Beispiel Niedersachsen: Zwar gebe sich die christlich-liberale Landesregierung nach außen hin kritisch, was den weiteren Ausbau der Windenergie im Binnenland angehe. "Tatsächlich unternimmt sie nichts, Uhulebensräume vor Windenergieanlagen zu schützen. Flächennutzungspläne zum Beispiel der Stadt Hardegsen im Solling und der Stadt Osterode am Harz bereiten den Bau von Windparks mit einigen Dutzend Anlagen in aller nächster Nähe zu den wenigen Uhubrutplätzen vor, die es in Niedersachsen gibt", sagt Bergerhausen. Im Landkreis Lüchow-Dannenberg habe erst kürzlich das Umweltministerium die Genehmigung eines Windparks angeordnet, dem der Landkreis aus Gründen des Vogelschutzes zuvor die Zulassung versagt habe. Gerade an der Windenergie werde viel verdient. Das sei die Erklärung, wenn der Naturschutz unter die Räder komme.

Der Schutz des Uhus ist in Niedersachsen besonders unzureichend, weil die niedersächsische Landesregierung entgegen der Pflicht der Europäischen Vogelschutzrichtlinie von 1979 kein einziges von sechzig niedersächsischen Uhuvorkommen unter den Schutz der Europäischen Vogelschutzrichtlinie gestellt hat. Wegen dieses Versäumnisses ermittelt die Europäische Kommission gegen Niedersachsen.

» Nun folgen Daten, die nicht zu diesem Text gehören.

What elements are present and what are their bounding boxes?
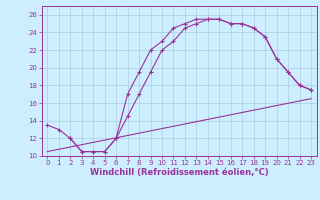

In der Eifel, wo die Gesellschaft zur Erhaltung der Eulen ihren Sitz hat, ist die Lage kaum besser: Auch hier entstehen immer mehr Windenergieanlagen in Uhulebensräumen. In der Maareifel bei Daun sind es gleich drei Brutpaare, die von einem Windpark bedroht sind. Was das bedeutet, sehen die Vogelschützer in der Nordeifel: "Allein in der Brutzeit 2003 fanden wir zwei tote Uhus in einem einzigen Windpark bei Nideggen - ganz offensichtlich von Rotoren erschlagen. Verunglücken die Altvögel, verhungern die Jungen im Nest. Auch die rotgrüne Landesregierung in Düsseldorf forciert den Ausbau der Windenergie und unternimmt nichts zum Schutz des Uhus", sagt Wilhelm Bergerhausen.

Optimistisch sind die Vogelschützer nur in einer Hinsicht: Die Europäische Kommission ermittelt gegen Deutschland wegen des unzureichenden Schutzes von Uhulebensräumen. Die Errichtung von Windparks dürfte sich in vielen Fällen als Verstoß gegen das europäische Naturschutzrecht erweisen. Das kann den Abriss der Anlagen bedeuten.

Gesellschaft zur Erhaltung der Eulen
EGE e. V.
Postfach 1146
52394 Heimbach
Telefon 02446/3321
Fax 02446/3043
e-Mail Egeeulen@aol.com


Fledermäuse

When Blade Meets Bat - Die Wechselwirkung von Fledermäusen und Windturbinen erscheint als ein grösseres und unerwartetes Problem in den nördlichen Appalachen. Von Mitte August bis Oktober 2003, während der Herbst-Wanderungsperiode, starben mindestens 400 Fledermäuse an 44 Turbinen des Bergsteiger-Windenergiezentrum der FPL Energie auf dem Bergrücken in West Virginia. Die Fledermäuse starben wohl nach Kollisionen mit den Windturbinen - aber warum so viele Tiere an dieser besonderen Stelle getötet wurden, bleibt ein Mysterium. Der öffentliche Aufschrei über die hohe Anzahl droht die Errichtung von einigen weiteren hundert Windturbinen, welche für das triste Gebiet West Virginias, den westlichen Marylands und in Southcentral Pennsylvaniens geplant sind, zu stoppen oder zu verzögern. Rotor trifft Fledermaus.